Uma das entidades que assinam a nota de repúdio é o Instituto Brasileiro de Defesa do Consumidor (Idec). Rafael Calábria, pesquisador em mobilidade urbana do Idec, afirmou que o PL não traz nada de positivo e aumenta a insegurança no trânsito para motoristas e, principalmente, ciclistas e pedestres. “Especialistas do mundo inteiro debatem medidas de segurança, educação, fiscalização, geometria e infraestrutura viária e o projeto vai no sentido contrário, focando na flexibilização”, disse.
Calábria destacou que o PL ignora todo o debate e dados públicos sobre segurança no trânsito. “Isto é bastante grave porque mexe com a vida das pessoas nas cidades e rodovias”, comentou o pesquisador.

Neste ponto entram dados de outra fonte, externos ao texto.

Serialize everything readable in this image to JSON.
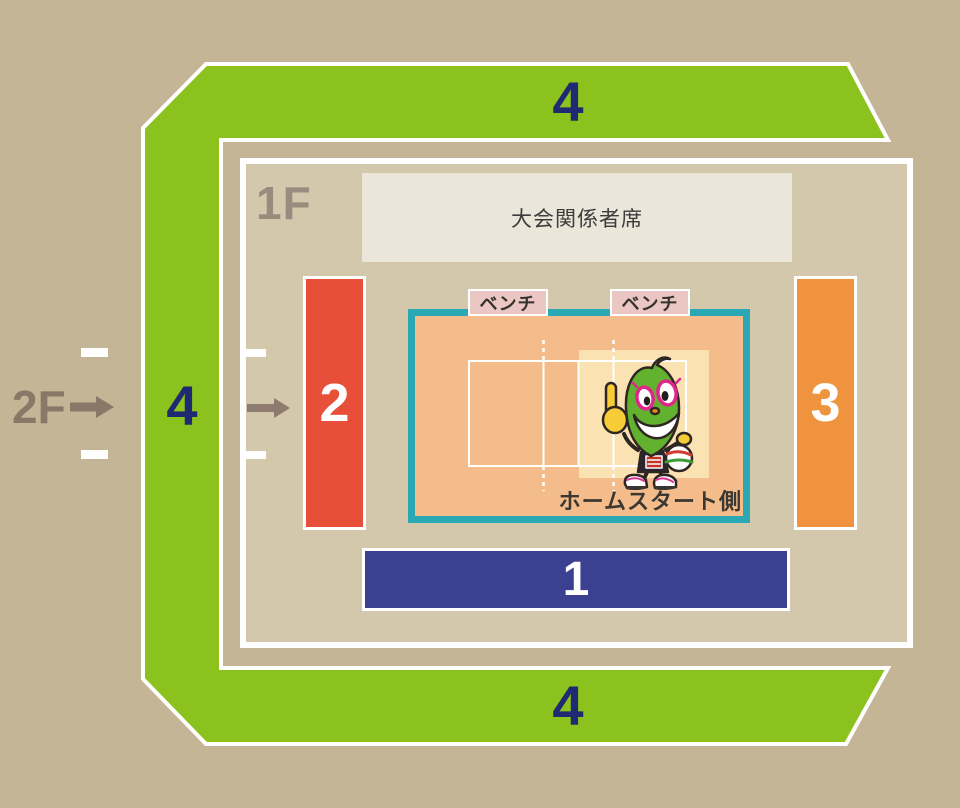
{
  "labels": {
    "floor1": "1F",
    "floor2": "2F",
    "officials_seats": "大会関係者席",
    "home_start_side": "ホームスタート側"
  },
  "benches": [
    {
      "label": "ベンチ"
    },
    {
      "label": "ベンチ"
    }
  ],
  "sections": {
    "one": "1",
    "two": "2",
    "three": "3",
    "four_top": "4",
    "four_left": "4",
    "four_bottom": "4"
  },
  "icons": {
    "first_floor_entrance_arrow": "right-arrow",
    "second_floor_entrance_arrow": "right-arrow",
    "mascot": "volleyball-leaf-mascot"
  },
  "colors": {
    "background_tan": "#c3b595",
    "stand_green": "#8cc21d",
    "navy_number": "#1f2a72",
    "frame_fill": "#d3c8ac",
    "officials_fill": "#eae6d9",
    "section1_navy": "#3c4090",
    "section2_red": "#e74f39",
    "section3_orange": "#f0933e",
    "court_border_teal": "#2aa9b4",
    "court_fill_peach": "#f4bc8a",
    "home_highlight_cream": "#fbe2b3",
    "bench_pink": "#ebc7c4",
    "floor_label_brown": "#9b8b7e",
    "arrow_brown": "#8d7b6d"
  }
}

A nota das entidades destaca ainda que as mudanças de Bolsonaro deverão aumentar os custos diretos e indiretos à saúde pública em decorrência do aumento de mortes e de lesões decorrentes de acidentes.
O presidente da Associação Brasileira de Medicina de Tráfego (Abramet), Antonio Meira, disse que o projeto apresentado “vai na contramão do que é preconizado pela Organização Mundial da Saúde e pelas organizações que labutam na preservação da vida no trânsito”.
Meira destacou que o CTB é conhecido por especialistas como uma das melhores leis de trânsito do mundo. “Porém, acaba virando uma lei morta, porque os infratores não são punidos. O ideal é aumentar a fiscalização e acabar com a impunidade. Flexibilizar a lei para o infrator só vai elevar o risco de ter mais acidentes, causando mais mortes, mais sequelas, e mais prejuízos para a saúde pública”, defendeu.